UN FENOMENO TRICOLORE - L’unico dato a esprimere una netta prevalenza e poca trasversalità è quello sull’italianità del fenomeno, sia in riferimento alle vittime che agli aguzzini: il 53% delle molestate sono italiane mentre si sale addirittura al 58% quando si parla di uomini violenti.

LA COLLABORAZIONE CON IL SAN CAMILLO - Fondamentale, a spiegare l’ottimo risultato raggiunto dallo Sportello, è il sostegno e la piena condivisione ricevuta dall’Azienda Ospedaliera San Camillo Foranini, come conferma il Direttore Generale Aldo Morrone: “È una delle tante nostre attività d’eccellenza che si inserisce nel servizio offerto in due anni a oltre 100mila donne visitate al nostro Pronto Soccorso. Grazie all’esperienza e alle capacità delle operatrici di Be Free, ma anche alla rete fatta di medici, infermieri, fisioterapisti, psicologi,  così come delle forze dell’ordine che operano dentro l’ospedale, siamo riusciti a comprendere e curare lesioni sul corpo e sul’anima di molte donne”.

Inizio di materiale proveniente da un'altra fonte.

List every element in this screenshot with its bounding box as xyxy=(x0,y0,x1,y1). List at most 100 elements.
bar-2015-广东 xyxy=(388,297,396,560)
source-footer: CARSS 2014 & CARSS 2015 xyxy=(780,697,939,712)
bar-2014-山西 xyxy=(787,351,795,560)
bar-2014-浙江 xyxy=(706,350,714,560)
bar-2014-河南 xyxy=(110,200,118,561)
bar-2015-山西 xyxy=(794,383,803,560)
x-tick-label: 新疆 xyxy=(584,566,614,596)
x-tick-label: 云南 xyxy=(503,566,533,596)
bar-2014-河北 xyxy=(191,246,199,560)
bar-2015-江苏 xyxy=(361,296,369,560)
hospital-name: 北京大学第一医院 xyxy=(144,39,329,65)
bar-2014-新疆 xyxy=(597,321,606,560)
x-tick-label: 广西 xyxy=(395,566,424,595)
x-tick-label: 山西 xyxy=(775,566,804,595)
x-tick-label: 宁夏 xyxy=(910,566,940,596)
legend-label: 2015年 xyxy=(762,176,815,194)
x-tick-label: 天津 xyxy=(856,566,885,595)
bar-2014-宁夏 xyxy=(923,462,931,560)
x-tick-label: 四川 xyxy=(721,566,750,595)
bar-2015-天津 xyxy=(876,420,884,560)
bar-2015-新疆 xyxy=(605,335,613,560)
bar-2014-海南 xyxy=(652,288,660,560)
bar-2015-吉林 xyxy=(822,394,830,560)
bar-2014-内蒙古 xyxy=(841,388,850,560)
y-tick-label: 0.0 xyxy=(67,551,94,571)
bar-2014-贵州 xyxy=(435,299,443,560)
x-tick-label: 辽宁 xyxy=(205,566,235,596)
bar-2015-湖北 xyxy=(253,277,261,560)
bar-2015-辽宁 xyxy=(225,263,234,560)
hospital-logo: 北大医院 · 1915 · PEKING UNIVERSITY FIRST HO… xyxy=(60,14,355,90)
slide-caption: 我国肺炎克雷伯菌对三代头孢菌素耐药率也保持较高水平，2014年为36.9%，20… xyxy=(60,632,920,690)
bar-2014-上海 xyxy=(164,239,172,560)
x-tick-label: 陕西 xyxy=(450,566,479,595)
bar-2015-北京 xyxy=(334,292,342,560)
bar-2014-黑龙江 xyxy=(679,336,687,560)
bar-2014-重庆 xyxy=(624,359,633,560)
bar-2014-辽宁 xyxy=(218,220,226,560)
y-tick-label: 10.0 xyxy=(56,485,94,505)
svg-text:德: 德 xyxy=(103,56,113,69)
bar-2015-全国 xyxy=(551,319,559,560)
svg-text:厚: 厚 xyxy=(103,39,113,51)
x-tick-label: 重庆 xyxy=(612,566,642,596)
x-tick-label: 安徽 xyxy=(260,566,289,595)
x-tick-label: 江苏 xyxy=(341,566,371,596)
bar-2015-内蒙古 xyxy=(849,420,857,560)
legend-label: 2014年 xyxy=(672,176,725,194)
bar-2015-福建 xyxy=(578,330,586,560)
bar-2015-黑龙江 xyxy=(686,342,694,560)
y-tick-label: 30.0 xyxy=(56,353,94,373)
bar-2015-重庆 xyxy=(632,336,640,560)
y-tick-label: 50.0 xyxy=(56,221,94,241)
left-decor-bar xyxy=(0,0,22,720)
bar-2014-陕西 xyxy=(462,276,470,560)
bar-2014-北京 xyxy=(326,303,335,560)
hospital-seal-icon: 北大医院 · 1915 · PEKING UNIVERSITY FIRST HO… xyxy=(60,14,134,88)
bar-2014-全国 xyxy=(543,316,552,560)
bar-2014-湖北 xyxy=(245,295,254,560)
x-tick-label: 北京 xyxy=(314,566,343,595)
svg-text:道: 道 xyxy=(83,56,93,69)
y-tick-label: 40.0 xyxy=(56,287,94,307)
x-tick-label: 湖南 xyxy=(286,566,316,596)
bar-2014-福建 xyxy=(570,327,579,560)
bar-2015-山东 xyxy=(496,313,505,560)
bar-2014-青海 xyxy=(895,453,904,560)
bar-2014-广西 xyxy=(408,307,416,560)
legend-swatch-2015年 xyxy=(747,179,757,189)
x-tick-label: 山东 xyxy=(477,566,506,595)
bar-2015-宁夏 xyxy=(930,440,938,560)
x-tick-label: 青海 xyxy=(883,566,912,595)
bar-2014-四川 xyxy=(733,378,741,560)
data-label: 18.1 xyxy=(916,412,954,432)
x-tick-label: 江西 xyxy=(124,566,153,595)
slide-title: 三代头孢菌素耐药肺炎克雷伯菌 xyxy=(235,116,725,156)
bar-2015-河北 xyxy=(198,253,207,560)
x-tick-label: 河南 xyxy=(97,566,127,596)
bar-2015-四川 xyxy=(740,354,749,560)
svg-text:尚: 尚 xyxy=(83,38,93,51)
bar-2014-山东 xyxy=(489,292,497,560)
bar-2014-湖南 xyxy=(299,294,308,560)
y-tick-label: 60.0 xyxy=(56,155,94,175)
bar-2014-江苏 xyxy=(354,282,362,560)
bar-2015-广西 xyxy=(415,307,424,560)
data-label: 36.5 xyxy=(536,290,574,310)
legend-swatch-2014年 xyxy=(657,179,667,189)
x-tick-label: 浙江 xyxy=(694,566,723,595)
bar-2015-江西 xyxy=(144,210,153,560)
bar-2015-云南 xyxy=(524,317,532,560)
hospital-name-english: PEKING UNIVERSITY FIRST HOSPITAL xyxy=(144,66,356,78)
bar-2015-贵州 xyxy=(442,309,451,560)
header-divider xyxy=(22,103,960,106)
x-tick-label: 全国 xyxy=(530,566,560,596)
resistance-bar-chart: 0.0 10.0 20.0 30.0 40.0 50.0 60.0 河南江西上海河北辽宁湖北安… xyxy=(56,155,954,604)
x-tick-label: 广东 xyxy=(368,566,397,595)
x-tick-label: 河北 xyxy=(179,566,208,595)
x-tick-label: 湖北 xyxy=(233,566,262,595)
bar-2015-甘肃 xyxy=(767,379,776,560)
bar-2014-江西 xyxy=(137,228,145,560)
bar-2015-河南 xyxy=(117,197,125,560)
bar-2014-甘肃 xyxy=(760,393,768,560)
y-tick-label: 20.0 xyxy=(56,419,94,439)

CONVENZIONE SCADUTA, MA NON IL SERVIZIO - Sono state oltre 700 le donne seguite in due anni per un totale di oltre 2.000 colloqui. Negli ultimi mesi, però, le operatrici da impiegate si sono trasformate in volontarie. La convenzione con il San Camillo è scaduta lo scorso ottobre ma il personale ha scelto di continuare a prestare servizio come se nulla fosse cambiato, 24 ore su 24. La speranza è che parta al più presto un nuovo progetto. Il professor Morrone è ottimista: “Non possiamo perdere un contributo così importante; ho invitato l’associazione a presentare progetti e sono certo che presto lo sportello tornerà a funzionare a pieno ritmo. Percorreremo ogni via istituzionale perché il servizio prosegua e aumenti la sua sfera d’azione”.

IL CONVEGNO - Il bilancio dei primi due anni di lavoro di questa esperienza più indispensabile che utile nel suo offrire assistenza a donne in gravissima difficoltà oltre che analisi lucide della realtà sociale, verrà presentato al convegno che si terrà venerdì 13 gennaio 2012 presso la Aula A della Direzione Sanitaria del San Camillo. Vi parteciperanno politici, esponenti del mondo delle istituzioni, della sanità, delle forze dell’ordine e dell’associazionismo e sarà l’occasione per una prima diffusione del testo frutto dell’elaborazione di questi 24 mesi di attività. Il titolo è abrasivo: “No, non sono cascata nella doccia” Edizioni Sapere Solidale, 10 euro. Il contenuto offre piste interpretative e apre nuovi campi di ricerca, un contributo prezioso nel processo di affrancamento dalla violenza di genere.